Cina e Taiwan si incontrano. Ma non si parli di disgelo. È solo economia

I capi dei partiti al potere di Cina e Taiwan si incontrano. È la prima volta che ciò accade dal 1949 quando i due paesi si separarono al termine della sanguinosa guerra civile, tra comunisti e nazionalisti; Pechino ha sempre ritenuto Taiwan parte integrante del suo territorio. Questo non significa che la crisi sia sul punto di essere risolta: tra il presidente cinese e segretario del Partito comunista Hu Jintao e il il presidente del Kuomintang(Partito Nazionalista) Wu Poh-hsiung si sono evitate le questioni prettamente politiche.
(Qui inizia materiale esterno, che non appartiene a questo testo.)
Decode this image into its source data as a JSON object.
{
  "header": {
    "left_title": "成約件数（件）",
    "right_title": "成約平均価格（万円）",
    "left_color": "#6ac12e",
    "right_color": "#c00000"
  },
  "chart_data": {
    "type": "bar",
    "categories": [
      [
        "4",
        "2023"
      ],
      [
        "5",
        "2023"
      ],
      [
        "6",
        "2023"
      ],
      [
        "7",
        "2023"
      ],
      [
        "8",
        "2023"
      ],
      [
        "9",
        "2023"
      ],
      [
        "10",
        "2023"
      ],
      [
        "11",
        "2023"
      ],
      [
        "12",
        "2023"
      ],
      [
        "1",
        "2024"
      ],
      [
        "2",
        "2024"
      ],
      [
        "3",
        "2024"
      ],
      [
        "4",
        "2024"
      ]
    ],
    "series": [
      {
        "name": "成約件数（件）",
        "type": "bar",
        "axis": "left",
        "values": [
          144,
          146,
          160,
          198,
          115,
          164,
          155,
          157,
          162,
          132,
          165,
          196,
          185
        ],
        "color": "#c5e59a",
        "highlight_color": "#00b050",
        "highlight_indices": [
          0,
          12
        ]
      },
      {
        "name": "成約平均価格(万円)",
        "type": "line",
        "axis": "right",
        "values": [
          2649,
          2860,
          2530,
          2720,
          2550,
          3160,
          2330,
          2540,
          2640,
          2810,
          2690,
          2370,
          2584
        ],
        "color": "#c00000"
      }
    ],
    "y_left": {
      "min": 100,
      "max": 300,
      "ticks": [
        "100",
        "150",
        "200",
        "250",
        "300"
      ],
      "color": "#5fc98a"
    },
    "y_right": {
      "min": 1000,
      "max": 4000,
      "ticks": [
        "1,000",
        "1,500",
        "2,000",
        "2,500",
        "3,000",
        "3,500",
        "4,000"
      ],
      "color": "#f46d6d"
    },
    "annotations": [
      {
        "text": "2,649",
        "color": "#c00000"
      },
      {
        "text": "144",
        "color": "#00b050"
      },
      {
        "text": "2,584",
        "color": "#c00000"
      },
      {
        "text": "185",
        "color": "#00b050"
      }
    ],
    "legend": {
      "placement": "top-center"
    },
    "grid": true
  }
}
L’oggetto dell’incontro è incentrato su argomenti economici in primo luogo sulla possibilità di aprire una linea aerea diretta tra i due paesi per favorire lo spostamento di turisti e uomini d’affari.
P.S: per essere precisi lo stesso Hu Jintao veva ricevuto nel 2005 il presidente Lian Chen del Kuomintang, il quale però allora era all’opposizione.

Ecco cosa ne pensa in un’intervista per Radio Vaticana Fernando Mezzetti, esperto di politica cinese:

R. – La prima cosa che mi viene in mente è quando nel 1972 Nixon fece lo storico viaggio in Cina ed ebbe un incontro con Mao. Per sgelare l’atmosfera, disse Nixon al “Timoniere”: “Chissà cosa pensa Chiang Kai-shek di questo nostro incontro?”. E Mao, sornione, rispose: “Guardi che ci sono molte più cose in comune tra noi e Chiang Kai-shek che tra voi e Chiang Kai-shek!”. Questo per dire che, la storia del Partito comunista cinese e del Partito nazionalista si è intrecciata spesso. Ci sono state lotte tra di loro e ci sono state anche momenti di collaborazione. In questo momento, la Cina tende la mano a questo Partito nazionalista che per lungo tempo è stato suo nemico, perché si calmino le aspirazioni indipendentiste di Taiwan.

D. – Bisogna dire che, appena eletto, il neo-presidente di Taiwan ha immediatamente teso la mano a Pechino per riaprire il dialogo. Persistono però dei punti di non incontro tra le due parti. Quali sono, in particolare?

R. – Il punto di non incontro è che Taiwan non accetta l’unificazione con la Cina continentale, ha offerto varie soluzioni, tra cui fondamentalmente rimane quella offerta a Hong Kong: un Paese, due sistemi. Di questa offerta, i nazionalisti di Taiwan non si fidano: né gli indipendentisti, né quelli del Partito nazionalista. Però, è ben vero che il neo-presidente ha subito teso la mano offrendo di incrementare scambi di visitatori, collegamenti aerei regolari e non dimentichiamo che Taiwan, in termini economici, ha già fortissimi legami con la Cina che si sono sviluppati pur nel quadro di tensione politica quando c’era il precedente presidente che puntava all’indipendentismo.

D. – Ecco: infatti, alcuni osservatori internazionali sostengono che a spingere verso il dialogo Pechino e Taipei siano stati anche gli ottimi rapporti commerciali che intercorrono tra le due parti. Si tratta di un quadro realista o sono solo delle critiche?

R. – No: certamente ci sono state pressioni economiche! Diciamo che il mondo economico di Taiwan ha investito nella Cina continentale circa 100 miliardi di dollari, che sono una cifra molto consistente, e l’economia di Taiwan si integra con quella della Cina e la Cina apre le braccia perché quelli di Taiwan portano tecnologia, industrie avanzate … Quindi, i prodotti che dovrebbero essere di Taiwan vengono invece fatti nella Cina continentale e questi 100 miliardi di dollari pesano nel rapporti tra i due Paesi!